When Iran's former president, Mohammad Khatami, announced that he would stand as a presidential candidate in the country's June elections, there were hopes that once again he could use his charisma to mobilize voters in favor of a reformist program.
People within the Khatami camp recognized that the policies of President Mahmoud Ahmadinejad had indirectly served their cause by showing the reformist program up as a more pragmatic alternative. Almost four years of economic mismanagement by Ahmadinejad, as well further constraints on social and individual freedoms and further isolation internationally, persuaded the reformists that they stood a chance of winning.
Khatami's condition to stand for the election was that the former prime minster, Mir Hussein Mousavi, not stand as a candidate. This created an impression that Khatami and Mousavi were politically on the same side, and that Khatami did not want to split the reformist vote. Mousavi's silence created an impression that a deal has been struck and that the two men were coordinating their actions. However, just as Khatami's campaign was gaining momentum, Mousavi stunned observers by putting himself forward as a candidate. That was immediately followed by Khatami's decision to withdrawal from the race in favor of Mousavi.

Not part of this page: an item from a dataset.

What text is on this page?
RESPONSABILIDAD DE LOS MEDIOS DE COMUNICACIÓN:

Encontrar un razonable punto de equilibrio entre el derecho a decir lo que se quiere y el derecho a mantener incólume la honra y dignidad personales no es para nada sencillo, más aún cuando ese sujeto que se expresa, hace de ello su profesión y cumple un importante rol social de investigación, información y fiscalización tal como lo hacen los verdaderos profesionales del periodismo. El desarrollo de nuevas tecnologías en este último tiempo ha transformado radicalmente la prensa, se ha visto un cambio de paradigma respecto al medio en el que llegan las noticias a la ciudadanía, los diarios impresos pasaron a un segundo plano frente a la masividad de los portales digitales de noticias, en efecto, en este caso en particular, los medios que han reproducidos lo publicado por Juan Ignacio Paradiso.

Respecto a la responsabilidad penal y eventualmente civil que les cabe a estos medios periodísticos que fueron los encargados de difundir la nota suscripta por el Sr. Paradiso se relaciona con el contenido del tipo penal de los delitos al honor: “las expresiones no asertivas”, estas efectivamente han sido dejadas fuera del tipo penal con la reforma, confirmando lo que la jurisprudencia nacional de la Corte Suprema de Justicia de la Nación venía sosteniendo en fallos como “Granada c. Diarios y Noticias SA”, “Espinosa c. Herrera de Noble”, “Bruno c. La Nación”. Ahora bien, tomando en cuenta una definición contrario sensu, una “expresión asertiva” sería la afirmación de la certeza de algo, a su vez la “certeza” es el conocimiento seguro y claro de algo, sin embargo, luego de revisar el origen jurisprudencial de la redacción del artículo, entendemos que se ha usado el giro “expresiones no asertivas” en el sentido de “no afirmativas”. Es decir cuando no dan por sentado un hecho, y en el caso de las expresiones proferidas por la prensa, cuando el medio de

Mousavi's action and Khatami's hasty reaction raised a number of questions about the fate of the reformists in the election. Was this an embarrassing lack of coordination between leaders from the same political camp or a sign of ideological disagreement between them?
Apart from discrediting Khatami, Mousavi's action indicated that there were few ideological affinities between the two men. Although, Khatami claimed that he has given up his candidacy in favor of Mousavi, the former prime minister's recent statements suggest he does not see himself as part and parcel of the reform camp.

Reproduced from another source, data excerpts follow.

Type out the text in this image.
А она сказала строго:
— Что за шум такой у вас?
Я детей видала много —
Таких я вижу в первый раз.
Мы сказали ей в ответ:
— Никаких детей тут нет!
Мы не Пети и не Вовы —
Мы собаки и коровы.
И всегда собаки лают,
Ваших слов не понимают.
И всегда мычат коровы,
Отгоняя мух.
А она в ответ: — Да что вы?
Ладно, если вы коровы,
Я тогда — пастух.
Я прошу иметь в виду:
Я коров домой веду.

In his first statement, he emphasized the importance of reform as much as he did the values close to hearts and minds of the Iranian "principalists," those "who have adopted a hairline position" in Iranian politics. Mousavi stated that only a return to the fundamental values of the Islamic revolution could guarantee change. He said that in the run-up to the election, Iranians should again think how to create a society based on the teachings of the Prophet Mohammad and the ideas of Ayatollah Ruhollah Khomeini.
Reform by definition should be about improving the present for a better future. This is at least what Khatami advocated during his campaigns.

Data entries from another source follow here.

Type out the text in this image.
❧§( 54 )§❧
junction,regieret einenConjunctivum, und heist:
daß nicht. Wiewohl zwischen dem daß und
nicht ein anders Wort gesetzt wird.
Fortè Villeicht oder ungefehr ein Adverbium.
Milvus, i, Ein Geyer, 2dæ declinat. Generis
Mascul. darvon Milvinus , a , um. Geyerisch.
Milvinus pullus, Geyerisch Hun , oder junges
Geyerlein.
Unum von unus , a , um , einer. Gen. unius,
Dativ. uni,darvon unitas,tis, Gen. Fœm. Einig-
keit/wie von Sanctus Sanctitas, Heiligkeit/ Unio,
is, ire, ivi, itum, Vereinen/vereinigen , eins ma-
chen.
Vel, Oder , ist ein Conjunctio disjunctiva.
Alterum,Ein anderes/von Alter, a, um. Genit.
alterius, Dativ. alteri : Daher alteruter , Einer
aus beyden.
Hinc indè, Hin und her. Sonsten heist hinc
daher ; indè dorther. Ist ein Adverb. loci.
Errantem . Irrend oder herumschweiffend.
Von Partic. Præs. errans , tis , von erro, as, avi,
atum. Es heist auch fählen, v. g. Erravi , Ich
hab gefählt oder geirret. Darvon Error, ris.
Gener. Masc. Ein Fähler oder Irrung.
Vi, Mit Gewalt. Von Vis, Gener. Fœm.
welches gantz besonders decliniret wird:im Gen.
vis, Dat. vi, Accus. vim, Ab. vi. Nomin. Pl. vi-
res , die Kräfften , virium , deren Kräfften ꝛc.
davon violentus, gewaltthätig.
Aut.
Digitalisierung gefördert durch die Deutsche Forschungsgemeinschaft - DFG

Nonetheless, Mousavi's statement was more about returning to the past. He reminded people more about the early years of the revolution than the issues that had confronted the reformist government for eight years. He did not mention how he planned to push for reform, and he did not talk about the obstacles facing the reformist agenda.
Mousavi's over-emphasis on values, rather than practical solutions, implies he is more at ease with conservative hardliners than reform-minded voters. Unlike Khatami, who regarded women and youth as the backbone of his campaign, Mousavi returned to orthodox revolutionary rhetoric identifying the poor as the most reliable social class for both reform and of "principalism." Mousavi visibly does not want to be seen as a candidate with an explicit reform mandate, so as not to alienate the conservatives. This has pushed him to introduce a different definition for reform than what Khatami would have offered had he stayed in the race.
Khatami was not only afraid of the split among reform-minded voters; there were other factors that compelled him to withdraw. The former president would have stood a minimal chance of winning a landslide victory with Mousavi also in the race. That's not necessarily because reformists would have split however, but because Mousavi would have been able to draw support from conservative voters as well. After two landslide victories in 1997 and 2001, Khatami could not have afforded to face a bitter defeat. He recognized the public's nostalgia for a reformist government, but also appreciated the fundamental obstacles involved.
Khatami also could no longer fully count on his traditional base of support. Many of those who had backed him in the past were frustrated with the slowness of reform under his leadership. Furthermore, Khatami had to take into consideration the participation of the Basij and the Revolutionary Guards in the election of 2005, which led to the surprising defeat of a powerful pragmatist and former president, Ali Akbar Hashemi Rafsanjani, by Ahmadinejad. A similar outcome alarmed him enough where he was obliged to rethink his decision.
All this underlines that the widespread template for interpreting the upcoming Iranian presidential election, that of the reformer Mousavi confronting a hostile conservative camp with the backing of an ideological soul mate in Khatami, is rather more complicated. The outcome of this will be clear soon enough in three months time.
Afshin Shahi is a doctoral candidate at the School of Government and International Affairs at Durham University in the United Kingdom. He wrote this commentary for THE DAILY STAR.